One of the key ways she’s grown to understand and even relish those quirks is through shaping the pieces by hand, which allows her to create the evocative contours and movement that have come to define her work. “What I love about hand-forming objects is also the quiet and intimacy of me working with the clay,” she says. “Hand-forming objects also gives me the opportunity to change the direction of a sculpture. In essence I feel it gives me more freedom and control at the same time.”

That synthesis of freedom and control is evident in the organic way that the pieces take shape.
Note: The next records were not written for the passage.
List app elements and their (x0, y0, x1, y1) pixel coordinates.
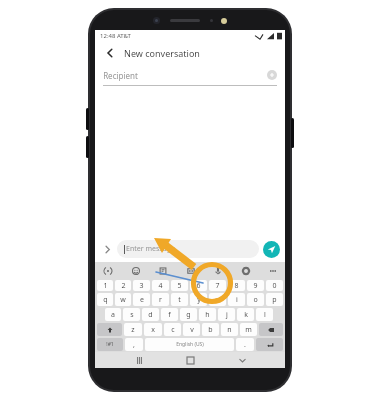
staticText: 9 (253, 281, 258, 291)
button[interactable]: 0 (266, 280, 283, 291)
button[interactable]: Stickers (156, 264, 169, 277)
staticText: d (148, 310, 153, 320)
staticText: 3 (139, 281, 144, 291)
button[interactable]: c (164, 323, 181, 336)
button[interactable]: Recipient (103, 65, 277, 85)
staticText: u (215, 295, 220, 305)
staticText: r (159, 295, 162, 305)
staticText: w (120, 295, 126, 305)
staticText: s (130, 310, 134, 320)
button[interactable]: Backspace (259, 323, 283, 336)
button[interactable]: z (124, 323, 142, 336)
button[interactable]: k (237, 308, 254, 321)
button[interactable]: Enter (256, 338, 283, 351)
staticText: m (245, 325, 252, 335)
button[interactable]: Microphone (211, 264, 224, 277)
button[interactable]: b (202, 323, 219, 336)
staticText: Recipient (103, 70, 138, 81)
staticText: e (140, 295, 144, 305)
staticText: b (208, 325, 213, 335)
button[interactable]: GIF (184, 264, 197, 277)
staticText: z (131, 325, 135, 335)
button[interactable]: u (209, 293, 226, 306)
button[interactable]: y (190, 293, 207, 306)
button[interactable]: 7 (209, 280, 226, 291)
button[interactable]: f (161, 308, 178, 321)
button[interactable]: More options (266, 264, 279, 277)
button[interactable]: g (180, 308, 197, 321)
staticText: y (197, 295, 201, 305)
staticText: 8 (234, 281, 239, 291)
button[interactable]: Shift (97, 323, 122, 336)
button[interactable]: p (266, 293, 283, 306)
button[interactable]: Back (103, 46, 117, 60)
staticText: k (244, 310, 248, 320)
staticText: n (227, 325, 232, 335)
button[interactable]: Voice typing (101, 264, 114, 277)
staticText: 4 (158, 281, 163, 291)
button[interactable]: 1 (97, 280, 113, 291)
button[interactable]: a (105, 308, 121, 321)
button[interactable]: 8 (228, 280, 245, 291)
button[interactable]: Home (182, 352, 198, 368)
staticText: 1 (103, 281, 108, 291)
staticText: i (236, 295, 238, 305)
button[interactable]: m (240, 323, 257, 336)
button[interactable]: i (228, 293, 245, 306)
staticText: New conversation (124, 47, 200, 59)
button[interactable]: r (152, 293, 169, 306)
staticText: h (205, 310, 210, 320)
button[interactable]: j (218, 308, 235, 321)
staticText: c (171, 325, 175, 335)
staticText: . (244, 340, 246, 350)
button[interactable]: Back (234, 352, 250, 368)
button[interactable]: 6 (190, 280, 207, 291)
staticText: q (103, 295, 108, 305)
button[interactable]: e (133, 293, 150, 306)
button[interactable]: Enter message (117, 240, 259, 258)
button[interactable]: x (144, 323, 162, 336)
button[interactable]: h (199, 308, 216, 321)
button[interactable]: 9 (247, 280, 264, 291)
staticText: 5 (177, 281, 182, 291)
button[interactable]: Recents (131, 352, 147, 368)
staticText: 12:48 AT&T (100, 32, 131, 40)
staticText: 0 (272, 281, 277, 291)
button[interactable]: Expand attachments (100, 242, 114, 256)
staticText: a (111, 310, 115, 320)
button[interactable]: v (183, 323, 200, 336)
staticText: English (US) (176, 341, 204, 348)
staticText: g (186, 310, 191, 320)
staticText: l (264, 310, 266, 320)
button[interactable]: !#1 (97, 338, 123, 351)
staticText: 6 (196, 281, 201, 291)
button[interactable]: 2 (115, 280, 131, 291)
button[interactable]: , (125, 338, 143, 351)
button[interactable]: 3 (133, 280, 150, 291)
button[interactable]: l (256, 308, 273, 321)
staticText: !#1 (106, 341, 114, 348)
button[interactable]: Emoji (129, 264, 142, 277)
button[interactable]: d (142, 308, 159, 321)
button[interactable]: q (97, 293, 113, 306)
button[interactable]: s (123, 308, 140, 321)
button[interactable]: w (115, 293, 131, 306)
button[interactable]: t (171, 293, 188, 306)
button[interactable]: 4 (152, 280, 169, 291)
button[interactable]: 5 (171, 280, 188, 291)
staticText: o (253, 295, 258, 305)
button[interactable]: Add recipient (267, 70, 277, 80)
staticText: 2 (121, 281, 126, 291)
button[interactable]: . (236, 338, 254, 351)
button[interactable]: Settings (239, 264, 252, 277)
button[interactable]: n (221, 323, 238, 336)
staticText: 7 (215, 281, 220, 291)
button[interactable]: English (US) (145, 338, 234, 351)
staticText: p (272, 295, 277, 305)
button[interactable]: o (247, 293, 264, 306)
button[interactable]: Send (263, 241, 280, 258)
staticText: Enter message (126, 244, 175, 254)
staticText: , (133, 340, 135, 350)
staticText: t (178, 295, 181, 305)
staticText: j (226, 310, 228, 320)
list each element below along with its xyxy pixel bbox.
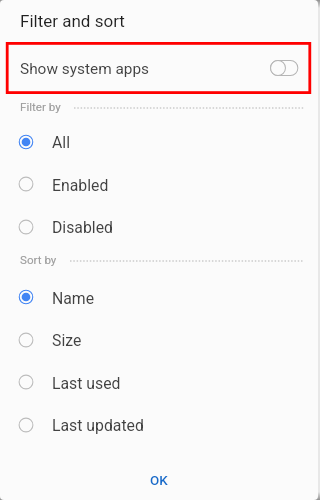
button[interactable] — [0, 361, 318, 403]
button[interactable] — [0, 163, 318, 205]
staticText: Sort by — [20, 253, 57, 267]
button[interactable] — [0, 121, 318, 163]
staticText: Filter and sort — [20, 11, 125, 31]
staticText: Last updated — [52, 416, 144, 435]
staticText: Show system apps — [20, 60, 150, 78]
button[interactable] — [0, 404, 318, 446]
button[interactable] — [0, 319, 318, 361]
button[interactable] — [0, 206, 318, 248]
staticText: Name — [52, 289, 95, 308]
button[interactable]: OK — [0, 461, 318, 500]
staticText: Size — [52, 331, 82, 350]
staticText: All — [52, 133, 70, 152]
button[interactable]: Show system apps — [270, 58, 299, 78]
staticText: Last used — [52, 374, 121, 393]
button[interactable] — [5, 42, 312, 94]
staticText: Disabled — [52, 218, 113, 237]
staticText: Filter by — [20, 100, 61, 114]
staticText: Enabled — [52, 176, 109, 195]
button[interactable] — [0, 276, 318, 318]
staticText: OK — [150, 473, 168, 489]
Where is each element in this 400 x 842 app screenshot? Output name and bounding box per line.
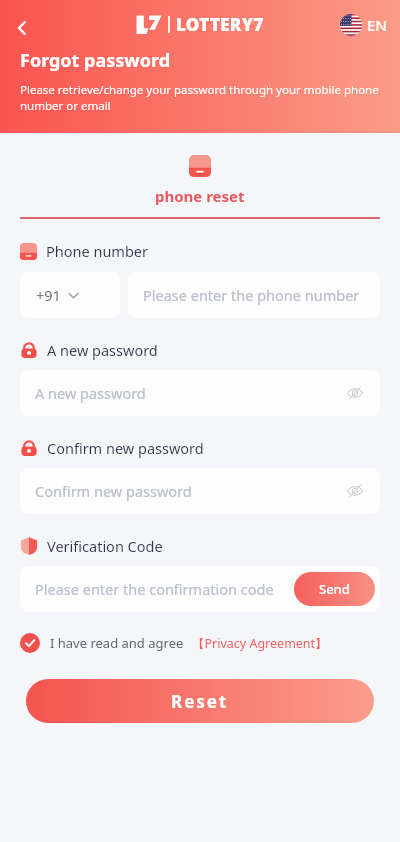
staticText: I have read and agree bbox=[50, 634, 184, 652]
button[interactable]: +91 bbox=[20, 272, 120, 318]
staticText: Please enter the phone number bbox=[143, 285, 360, 305]
button[interactable]: EN bbox=[337, 12, 390, 38]
staticText: EN bbox=[367, 15, 387, 35]
staticText: +91 bbox=[36, 285, 61, 305]
staticText: Confirm new password bbox=[47, 438, 204, 458]
button[interactable]: phone reset bbox=[131, 153, 269, 208]
button[interactable]: Reset bbox=[26, 679, 374, 723]
staticText: LOTTERY7 bbox=[176, 13, 264, 36]
staticText: Please enter the confirmation code bbox=[35, 579, 294, 599]
staticText: Confirm new password bbox=[35, 481, 344, 501]
button[interactable]: A new password bbox=[20, 370, 380, 416]
button[interactable]: Send bbox=[294, 572, 375, 606]
staticText: Phone number bbox=[46, 241, 148, 261]
button[interactable]: 【Privacy Agreement】 bbox=[192, 635, 328, 652]
button[interactable]: Please enter the confirmation code bbox=[20, 566, 380, 612]
button[interactable]: Confirm new password bbox=[20, 468, 380, 514]
staticText: Please retrieve/change your password thr… bbox=[20, 82, 379, 113]
staticText: Verification Code bbox=[47, 536, 163, 556]
staticText: Send bbox=[319, 580, 350, 598]
button[interactable]: I have read and agree bbox=[20, 631, 328, 655]
staticText: phone reset bbox=[155, 186, 245, 206]
staticText: Forgot password bbox=[20, 48, 171, 73]
button[interactable]: Toggle password visibility bbox=[344, 480, 366, 502]
button[interactable]: Please enter the phone number bbox=[128, 272, 380, 318]
button[interactable]: Toggle password visibility bbox=[344, 382, 366, 404]
staticText: A new password bbox=[47, 340, 158, 360]
staticText: Reset bbox=[171, 690, 229, 713]
button[interactable]: Back bbox=[4, 10, 40, 46]
staticText: A new password bbox=[35, 383, 344, 403]
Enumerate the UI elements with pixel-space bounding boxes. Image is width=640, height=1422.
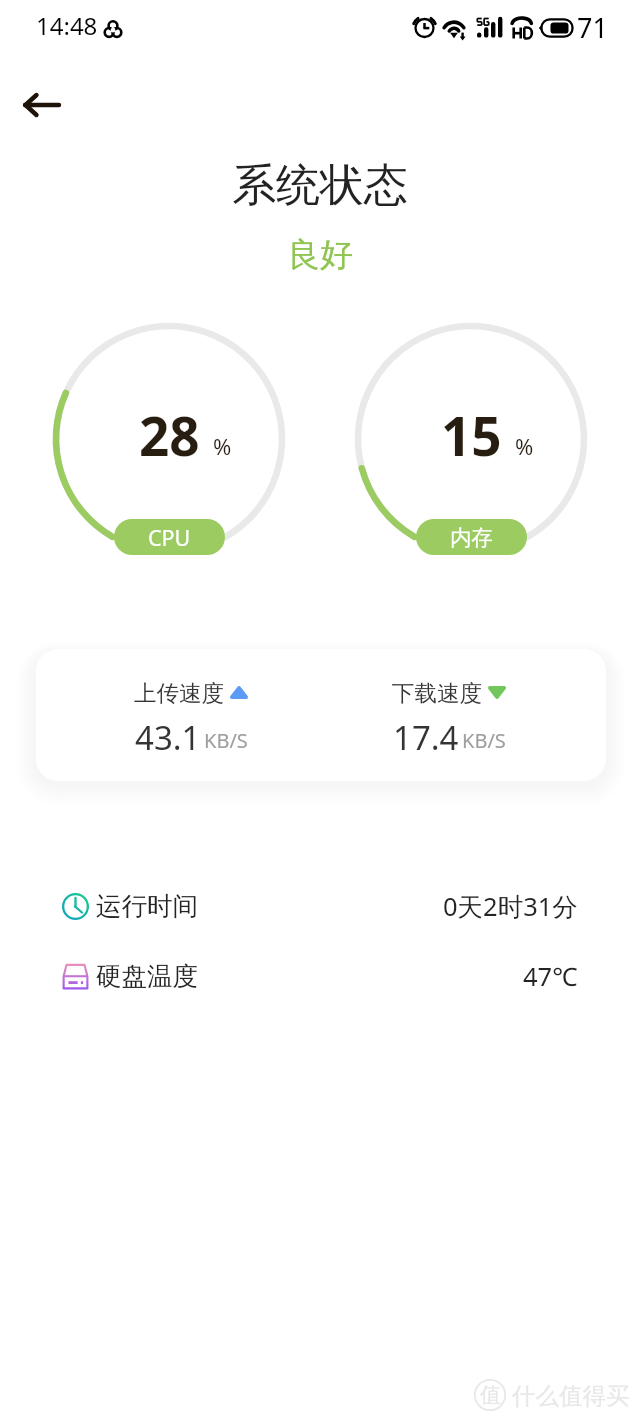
button[interactable]: 上传速度 bbox=[36, 649, 606, 781]
button[interactable]: 运行时间 bbox=[0, 878, 640, 934]
staticText: 15 bbox=[441, 399, 502, 471]
button[interactable]: 内存 bbox=[416, 519, 527, 555]
staticText: 上传速度 bbox=[134, 679, 224, 707]
button[interactable]: Back bbox=[14, 78, 68, 132]
button[interactable]: 硬盘温度 bbox=[0, 948, 640, 1004]
staticText: 硬盘温度 bbox=[96, 960, 198, 992]
staticText: % bbox=[213, 431, 232, 461]
staticText: 内存 bbox=[450, 524, 493, 551]
staticText: 0天2时31分 bbox=[443, 889, 578, 924]
staticText: 运行时间 bbox=[96, 890, 198, 922]
staticText: 良好 bbox=[0, 234, 640, 276]
staticText: 值 bbox=[480, 1382, 501, 1408]
staticText: CPU bbox=[148, 523, 191, 552]
staticText: 47℃ bbox=[523, 959, 578, 994]
button[interactable]: CPU bbox=[114, 519, 225, 555]
staticText: KB/S bbox=[204, 727, 248, 754]
staticText: 系统状态 bbox=[0, 158, 640, 213]
staticText: 17.4 bbox=[393, 715, 459, 760]
staticText: 14:48 bbox=[36, 9, 98, 42]
staticText: 43.1 bbox=[135, 715, 201, 760]
staticText: 什么值得买 bbox=[512, 1381, 630, 1411]
staticText: % bbox=[515, 431, 534, 461]
staticText: 71 bbox=[577, 9, 608, 46]
staticText: 28 bbox=[139, 399, 200, 471]
staticText: 下载速度 bbox=[392, 679, 482, 707]
staticText: KB/S bbox=[462, 727, 506, 754]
Kasabian works from her studio in Manchester-by-the-Sea, a setting that’s rife with inspiration. “I find that living a very uncomplicated, quiet life is the fuel for my imagination and creative energy,” she says. “Living on Cape Ann, with its beautiful landscape, enriches my life and art.”

Yet she says she doesn’t intentionally set out to re-create a particular wave or flower she’s seen, instead letting the pieces form organically, without a set plan. “I don’t try to mimic anything; it just sort of stays in my mind as a shape,” she says. “I feel like it’s a relationship.… I love the excitement of not knowing what it’s going to turn out as.”

Another defining factor of Kasabian’s work is color: She typically glazes her pieces in shades of white. “The reason I glaze my work in white is because I feel natural light plays off this surface best of all,” she says. “The twists and turns and my hand can be seen best in the work.”

A close look at her collection reveals the ways that Kasabian is constantly pushing the boundaries of her medium and her skills, challenging herself to create pieces that are thinner, or larger, or that feature different shapes and ideas. “I feel like each season—every three or four months—my work changes a bit in terms of my learning of what I can do that’s a little more risky,” she says.

She points to pieces like Moon Tide, a 30-inch piece that’s nearly the length of her kiln; Oiseau D’Or, which features multiple sculptures that are affixed to a surface, “creating a floral energy”; and the challenging and complex Madame Caroline Testout, which Kasabian calls “less of an abstract and inching toward realism in terms of a flower.”

To listen to Kasabian talk about sculpture and see her work is to understand the joy of the artist. “If I didn’t have to sleep, I would be doing this 24 hours a day. This is really my oxygen,” she says. “I feel so happy that I am doing this and bringing something of beauty into people’s lives while I’m getting to do this in a joyful way.”